Et pourtant, Stiles ne répondit pas. Il se contenta d'un soupir peu convaincu et se reposa contre ce torse chaud et rassurant qu'il aimerait ne jamais quitter. Toute bonne chose avait une fin.

Une série de couinements assez proches le fit se redresser légèrement. La main sur les abdominaux un peu trop réels de Derek et sans même se soucier de la position dans laquelle il se trouvait, Stiles sentit son angoisse revenir. Face au lit, Isaac venait d'arriver, tête baissée.
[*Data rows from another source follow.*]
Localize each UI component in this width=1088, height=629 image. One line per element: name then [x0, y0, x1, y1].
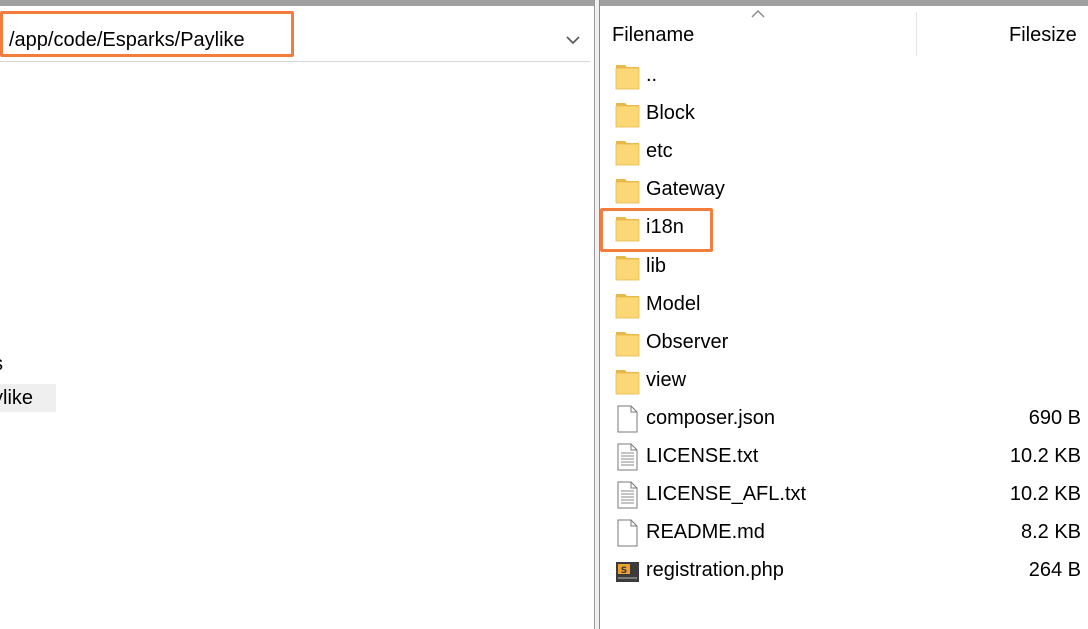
file-row[interactable]: LICENSE_AFL.txt 10.2 KB	[600, 477, 1088, 511]
pane-top-border	[0, 0, 594, 6]
folder-row[interactable]: lib	[600, 249, 1088, 283]
folder-row[interactable]: Block	[600, 96, 1088, 130]
tree-item-label: s	[0, 353, 3, 375]
folder-icon	[615, 290, 640, 320]
file-name: registration.php	[646, 559, 784, 582]
chevron-down-icon[interactable]	[563, 30, 583, 50]
file-size: 690 B	[1028, 406, 1081, 429]
folder-icon	[615, 252, 640, 282]
folder-icon	[615, 366, 640, 396]
file-row[interactable]: composer.json 690 B	[600, 401, 1088, 435]
folder-icon	[615, 137, 640, 167]
column-header-filesize[interactable]: Filesize	[1009, 22, 1077, 48]
file-icon	[615, 404, 640, 434]
column-divider[interactable]	[916, 12, 917, 56]
tree-item-selected[interactable]: ylike	[0, 384, 56, 412]
folder-icon	[615, 61, 640, 91]
local-site-pane: /app/code/Esparks/Paylike s ylike	[0, 0, 594, 629]
text-file-icon	[615, 442, 640, 472]
folder-row[interactable]: view	[600, 363, 1088, 397]
folder-row[interactable]: i18n	[600, 208, 1088, 253]
folder-row[interactable]: ..	[600, 58, 1088, 92]
file-name: README.md	[646, 521, 765, 544]
file-size: 264 B	[1028, 559, 1081, 582]
folder-icon	[615, 175, 640, 205]
file-name: lib	[646, 254, 667, 277]
item-highlight-box	[600, 208, 713, 253]
tree-item-label: ylike	[0, 387, 34, 409]
svg-text:S: S	[621, 566, 627, 576]
text-file-icon	[615, 480, 640, 510]
file-name: ..	[646, 64, 658, 86]
folder-icon	[615, 328, 640, 358]
file-row[interactable]: LICENSE.txt 10.2 KB	[600, 439, 1088, 473]
file-size: 10.2 KB	[1009, 445, 1081, 467]
php-file-icon: S	[615, 556, 640, 586]
file-row[interactable]: README.md 8.2 KB	[600, 515, 1088, 549]
file-name: composer.json	[646, 406, 775, 429]
file-size: 10.2 KB	[1009, 483, 1081, 506]
sort-ascending-icon	[751, 10, 765, 18]
remote-site-pane: Filename Filesize .. Block etc Gateway i18n l…	[600, 0, 1088, 629]
folder-row[interactable]: Observer	[600, 325, 1088, 359]
file-name: view	[646, 368, 687, 391]
path-highlight-box	[0, 11, 294, 57]
file-name: LICENSE.txt	[646, 445, 759, 467]
file-name: Observer	[646, 330, 729, 353]
file-list-header: Filename Filesize	[600, 6, 1088, 56]
folder-icon	[615, 99, 640, 129]
file-name: Model	[646, 292, 701, 315]
file-icon	[615, 518, 640, 548]
file-name: etc	[646, 140, 673, 163]
file-name: Gateway	[646, 178, 725, 201]
tree-item[interactable]: s	[0, 350, 16, 378]
file-row[interactable]: Sregistration.php 264 B	[600, 553, 1088, 587]
folder-row[interactable]: etc	[600, 134, 1088, 168]
file-size: 8.2 KB	[1020, 521, 1081, 544]
folder-row[interactable]: Model	[600, 287, 1088, 321]
file-name: Block	[646, 102, 695, 125]
ftp-client-window: /app/code/Esparks/Paylike s ylike Filena…	[0, 0, 1088, 629]
file-name: LICENSE_AFL.txt	[646, 483, 807, 506]
column-header-filename[interactable]: Filename	[612, 22, 694, 48]
folder-row[interactable]: Gateway	[600, 172, 1088, 206]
Enfin, était-ce bien Isaac ? L'hyperactif choisit de suivre son instinct.

- Isaac ? Tenta-t-il.

Le loup au pelage clair releva la tête dans sa direction et bougea la queue dans tous les sens, en signe de joie. Stiles retint un soupir de soulagement, mais s'attela déjà à faire bonne impression malgré cette fatigue qui semblait collée à lui, à moins qu'il soit lui seul incapable de s'en séparer. Il esquissa un sourire qui tenait plus de la grimace qu'autre chose, et s'assit complètement dans le lit. Il sentit avec clarté le bras de Derek glisser et les draps bouger.

- Tu as besoin de quelque chose, petit loup ? Demanda-t-il d'une voix qu'il voulut assurée.

Avec son hallucination, il parlait naturellement, sans se soucier de son ton morne, sa voix brisée. Mais Isaac était réel, on ne peut plus réel. Stiles s'était déjà montré bien assez faible devant la meute : il ne pouvait plus se le permettre. Face à lui, Isaac glapit à nouveau, comme s'il était triste et Stiles s'inquiéta.

- Quoi, tu n'as pas assez à manger ? Tu as besoin de jouer ? Le salon est trop sale ? Merde, merde, merde... Je me dépêche, je...

- Non, le retint Derek en passant à nouveau un bras autour de lui.

Stiles se retrouva projeté contre ce torse imaginaire qu'il commençait à un peu trop bien connaître à son goût. Et c'était bien dommage parce qu'il avait déjà commencé à repousser les draps. Pour être honnête, il avait froid et il avait bien du mal à lutter contre son début de motivation. Toutefois, il avait ses priorités et avait décidé de se concentrer sur l'objectif premier de sa présence ici : s'occuper de cette meute qu'il aimait tant. Et la présence d'Isaac fit naître un nombre impressionnant de questions dans sa tête. Il imagina alors que le bouclé n'était peut-être pas le seul à avoir besoin de quelque chose. L'hyperactif voulut alors dire à Derek de le lâcher et de le laisser vaquer à ses occupations même si l'envie de rester au lit était extrêmement forte, mais il se refusa à prononcer un mot. Pas devant Isaac. Il ne pouvait pas parler à une hallucination... Devant un membre de la meute. Tendu, il essaya plus ou moins subtilement de se décoller du faux Derek... Sans succès. Comment une poigne fantôme pouvait-elle être aussi forte ? Stiles se sentit d'un coup diablement impuissant. Incapable de lutter correctement contre son propre esprit... Pathétique.

Après avoir regardé l'humain d'un air soucieux, Derek tourna la tête vers le loup qui semblait encore plus triste et penaud qu'auparavant. De sa bouche sortirent des mots que Stiles n'aurait jamais cru entendre :

- Tu peux venir avec nous, Isaac.

Comme s'il avait réellement entendu les paroles prononcées par le loup de naissance, Isaac ne se fit pas prier et monta sur le loup, avant de se blottir contre les jambes de Stiles qui le regarda avec effarement. Paralysé par la perplexité, il n'esquissa pas le moindre mouvement.